Advice from McKinsey and Co.

McKinsey recommends using a simple segmentation grid: plotting the likelihood of self-healing on a scale from low to high on the x-axis, against the Value at Risk on the y-axis. These with a high likelihood or track record of self-healing and high value at risk are the obvious place to start.

This is key because you will know better what this axis alone cannot tell you – whether the lower value but not yet so high likelihood customers are also frequent orderers, with a high lifetime value. One customer with a high-value overdue invoice for one-off or infrequent orders may not be as vital to your corporate turnover as your loyal, long-standing customer that makes frequent orders.

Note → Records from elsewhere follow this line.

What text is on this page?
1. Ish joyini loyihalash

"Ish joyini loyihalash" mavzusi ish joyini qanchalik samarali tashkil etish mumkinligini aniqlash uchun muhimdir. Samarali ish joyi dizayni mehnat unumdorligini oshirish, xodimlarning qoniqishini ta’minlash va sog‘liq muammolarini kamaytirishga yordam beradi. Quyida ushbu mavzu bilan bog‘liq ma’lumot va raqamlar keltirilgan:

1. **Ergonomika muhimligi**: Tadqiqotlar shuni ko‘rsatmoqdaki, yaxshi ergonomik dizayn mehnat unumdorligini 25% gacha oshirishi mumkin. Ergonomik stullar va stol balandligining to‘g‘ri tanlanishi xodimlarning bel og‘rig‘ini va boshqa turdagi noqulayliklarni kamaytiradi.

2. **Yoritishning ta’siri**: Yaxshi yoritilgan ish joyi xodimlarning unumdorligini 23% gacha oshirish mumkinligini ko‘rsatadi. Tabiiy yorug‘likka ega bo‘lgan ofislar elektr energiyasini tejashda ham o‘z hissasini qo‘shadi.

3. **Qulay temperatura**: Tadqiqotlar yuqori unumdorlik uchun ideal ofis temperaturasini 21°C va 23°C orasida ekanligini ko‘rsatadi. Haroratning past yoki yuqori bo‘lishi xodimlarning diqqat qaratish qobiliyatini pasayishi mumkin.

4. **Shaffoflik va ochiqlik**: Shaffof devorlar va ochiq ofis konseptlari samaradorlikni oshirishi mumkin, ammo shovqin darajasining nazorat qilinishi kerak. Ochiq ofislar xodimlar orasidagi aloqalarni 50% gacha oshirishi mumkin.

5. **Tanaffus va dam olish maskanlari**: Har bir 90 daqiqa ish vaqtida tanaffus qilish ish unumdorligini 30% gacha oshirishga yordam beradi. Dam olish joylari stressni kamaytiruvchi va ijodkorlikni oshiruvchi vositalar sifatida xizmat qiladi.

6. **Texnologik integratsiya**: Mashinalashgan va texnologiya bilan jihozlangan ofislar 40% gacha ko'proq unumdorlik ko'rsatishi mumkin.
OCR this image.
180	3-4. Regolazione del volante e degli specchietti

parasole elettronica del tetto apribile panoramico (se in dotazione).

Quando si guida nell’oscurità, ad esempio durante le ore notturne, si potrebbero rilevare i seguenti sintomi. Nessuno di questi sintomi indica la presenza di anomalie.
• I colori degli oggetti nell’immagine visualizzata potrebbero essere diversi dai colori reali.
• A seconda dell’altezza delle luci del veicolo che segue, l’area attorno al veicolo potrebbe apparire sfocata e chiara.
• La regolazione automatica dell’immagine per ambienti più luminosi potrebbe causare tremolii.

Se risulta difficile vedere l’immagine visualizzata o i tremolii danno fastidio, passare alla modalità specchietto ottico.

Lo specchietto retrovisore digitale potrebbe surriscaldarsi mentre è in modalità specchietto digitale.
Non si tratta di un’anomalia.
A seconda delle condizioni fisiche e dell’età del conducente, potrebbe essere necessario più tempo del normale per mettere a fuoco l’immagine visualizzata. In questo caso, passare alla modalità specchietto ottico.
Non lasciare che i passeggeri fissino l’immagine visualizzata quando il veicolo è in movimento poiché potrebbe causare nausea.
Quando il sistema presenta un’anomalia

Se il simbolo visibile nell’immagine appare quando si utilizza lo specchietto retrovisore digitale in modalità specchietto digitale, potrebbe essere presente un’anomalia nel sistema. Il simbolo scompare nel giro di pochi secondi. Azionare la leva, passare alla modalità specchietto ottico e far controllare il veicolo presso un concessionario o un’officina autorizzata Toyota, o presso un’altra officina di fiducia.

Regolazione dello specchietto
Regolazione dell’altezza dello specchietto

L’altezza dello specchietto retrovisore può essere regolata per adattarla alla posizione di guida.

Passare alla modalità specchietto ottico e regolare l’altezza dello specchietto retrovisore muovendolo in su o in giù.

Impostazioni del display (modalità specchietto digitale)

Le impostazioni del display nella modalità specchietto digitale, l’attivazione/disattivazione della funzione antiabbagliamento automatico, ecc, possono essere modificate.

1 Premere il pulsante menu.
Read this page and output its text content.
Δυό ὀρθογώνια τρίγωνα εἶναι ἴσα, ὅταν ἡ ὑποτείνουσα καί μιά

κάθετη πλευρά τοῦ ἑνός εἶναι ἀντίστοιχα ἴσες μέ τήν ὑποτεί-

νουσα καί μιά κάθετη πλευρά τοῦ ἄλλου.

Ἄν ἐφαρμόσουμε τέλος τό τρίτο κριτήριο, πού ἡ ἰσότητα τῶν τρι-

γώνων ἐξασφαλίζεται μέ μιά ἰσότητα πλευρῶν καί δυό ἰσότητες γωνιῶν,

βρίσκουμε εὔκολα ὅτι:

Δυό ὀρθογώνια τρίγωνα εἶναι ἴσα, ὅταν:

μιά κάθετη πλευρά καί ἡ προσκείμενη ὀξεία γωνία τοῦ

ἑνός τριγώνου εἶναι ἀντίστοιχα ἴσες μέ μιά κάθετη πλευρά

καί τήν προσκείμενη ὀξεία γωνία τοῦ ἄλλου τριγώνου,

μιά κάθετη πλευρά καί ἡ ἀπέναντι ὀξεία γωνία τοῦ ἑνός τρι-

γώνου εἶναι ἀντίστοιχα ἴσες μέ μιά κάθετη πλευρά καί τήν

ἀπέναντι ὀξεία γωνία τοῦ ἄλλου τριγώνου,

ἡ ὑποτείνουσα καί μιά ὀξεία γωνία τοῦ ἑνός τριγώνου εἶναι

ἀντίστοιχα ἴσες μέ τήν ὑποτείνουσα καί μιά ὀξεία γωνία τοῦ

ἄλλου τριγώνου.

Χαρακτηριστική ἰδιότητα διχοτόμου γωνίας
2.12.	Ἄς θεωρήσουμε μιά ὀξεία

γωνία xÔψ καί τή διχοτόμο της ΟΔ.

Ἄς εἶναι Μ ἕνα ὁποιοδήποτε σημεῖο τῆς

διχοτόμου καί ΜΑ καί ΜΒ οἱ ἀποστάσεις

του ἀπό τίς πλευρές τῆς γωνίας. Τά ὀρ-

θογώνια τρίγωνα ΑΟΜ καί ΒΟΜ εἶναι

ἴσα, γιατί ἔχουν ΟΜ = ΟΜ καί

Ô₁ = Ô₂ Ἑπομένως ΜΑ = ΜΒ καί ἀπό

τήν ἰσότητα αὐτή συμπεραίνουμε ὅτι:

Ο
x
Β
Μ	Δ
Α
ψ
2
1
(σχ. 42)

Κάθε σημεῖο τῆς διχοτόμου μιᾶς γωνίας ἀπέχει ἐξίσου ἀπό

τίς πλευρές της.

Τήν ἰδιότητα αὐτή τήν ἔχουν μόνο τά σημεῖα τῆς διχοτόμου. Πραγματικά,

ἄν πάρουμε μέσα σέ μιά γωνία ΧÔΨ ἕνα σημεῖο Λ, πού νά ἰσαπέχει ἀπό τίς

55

These may be your bread and butter customers.

So Value at risk is not a means of segmentation on its own, without further consideration of :

A) likelihood to self heal or pay by responding to reminders letters; and

B) customer lifetime value or amount spent in the past year.

AI or Experience?

While it may be possible to use an algorithm to present this information or to use Artificial Intelligence (the application of algorithms to data), a skilled and qualified Credit Management professional will be able to discern this themselves. We can all benefit from logical methodologies, but taking away the skill, art and customer understanding built up over time by Collections managers would devalue the role.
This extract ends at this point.